If today's rate of overfishing continues, there will be no more fish for commercial fishing by 2048; and there'll be no more seafood for us to eat. 90% of the fish in the sea have already been caught. That's the opinion of the scientists in this sobering movie, based on the book The End of the Line: How Over-fishing is Changing the World and What We Eat, by Charles Clover.

The opening salvo of this British movie concerned the collapse of the cod fishery in Canada, and many of the scientists interviewed were from Canada. It presented the situation with bluefin tuna as indicative of what's happening in fisheries today - repeating the disaster seen in cod.

Scientists have calculated that to stop the decline in bluefin the catch should be limited to 15M tons; to allow it to recover, the catch limit should be set at 10. In recent EU meetings, the limit was set at 29, and estimates for the real catch (including all the illegal catches) are 61M. The prognosis for this species is chilling.

The decline of bluefin tuna is similar to that seen in other species. This has only been realized since about 2002, because consistent overstatement of fish catches from China misled scientists into thinking that despite local declines, overall worldwide catches were actually rising. Dr. Pauly of University of British Columbia was the one who showed the Chinese data must be wrong and worldwide catches were declining, despite ever more sophisticated technology.
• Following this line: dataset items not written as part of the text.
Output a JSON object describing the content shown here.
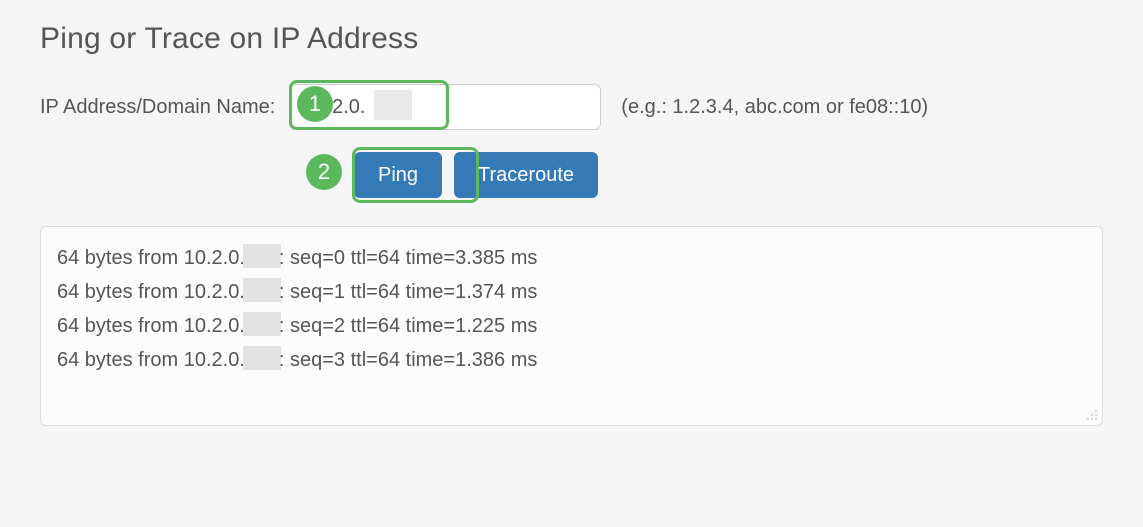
{
  "title": "Ping or Trace on IP Address",
  "field_label": "IP Address/Domain Name:",
  "input": {
    "value": "10.2.0.",
    "placeholder": ""
  },
  "hint": "(e.g.: 1.2.3.4, abc.com or fe08::10)",
  "badges": {
    "one": "1",
    "two": "2"
  },
  "buttons": {
    "ping": "Ping",
    "traceroute": "Traceroute"
  },
  "output": {
    "prefix": "64 bytes from 10.2.0.",
    "lines": [
      {
        "seq": 0,
        "ttl": 64,
        "time_ms": "3.385"
      },
      {
        "seq": 1,
        "ttl": 64,
        "time_ms": "1.374"
      },
      {
        "seq": 2,
        "ttl": 64,
        "time_ms": "1.225"
      },
      {
        "seq": 3,
        "ttl": 64,
        "time_ms": "1.386"
      }
    ]
  }
}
The movie's web site provides more information and offers three action steps:

Ask Before You Buy:

Eat only sustainable seafood. The movie points out that farmed fish is not the solution - it takes 5 pounds of anchovies ground into fishmeal for one pound of salmon. Buying farmed fish merely increases the load on less popular fish, needed at the lower ends of the food chain.

Greenpeace handed out flyers at the end of the movie, with a Redlist of fish you should not be purchasing, in grocery stores or restaurants:
  • Atlantic cod
  • Atlantic haddock (scrod)
  • Atlantic halibut
  • Atlantic salmon (farmed)
  • Atlantic sea scallops
  • Chilean seabass
  • Greendland halibut (turbot)
  • Hard shell clams (Arctic surf clams)
  • New Zealand hoki (blue grenadier)
  • Orange roughy
  • Sharks
  • Skates and rays
  • Swordfish
  • Tropical shrimps and prawns
  • Tuna -- bluefin, yellowfin, bigeye
Be sure to ask wherever you buy fish where the fish is from. Educate sellers about how much consumers care.

Tell Politicians

Make sure politicians know that there is a large part of the electorate who cares - not just the vocal fisher community and mighty fish corporations who press them so hard. The movie stated that Mitsubishi, the largest provider of bluefin tuna, had actually been increasing their catch significantly and freezing the fish. The conjecture was that these frozen bluefin would be extremely valuable to Mitsubishi when the last bluefin was caught.

Join the campaign for marine protected areas and responsible fishing

This message went full circle with the plea of this year's TED Prize winner Sylvia Earle, documented in an earlier post. The biggest idea to emerge from the brainstorming lunch around helping fulfil Sylvia's wishes was to advocate for creating protected areas in the oceans. This movie estimates that it would cost 12-14B annually to create reserves in about 20-30% of the ocean. This compares with 15-30B currently spent annually on fishing subsidies. Creating these reserves would create jobs to protect them.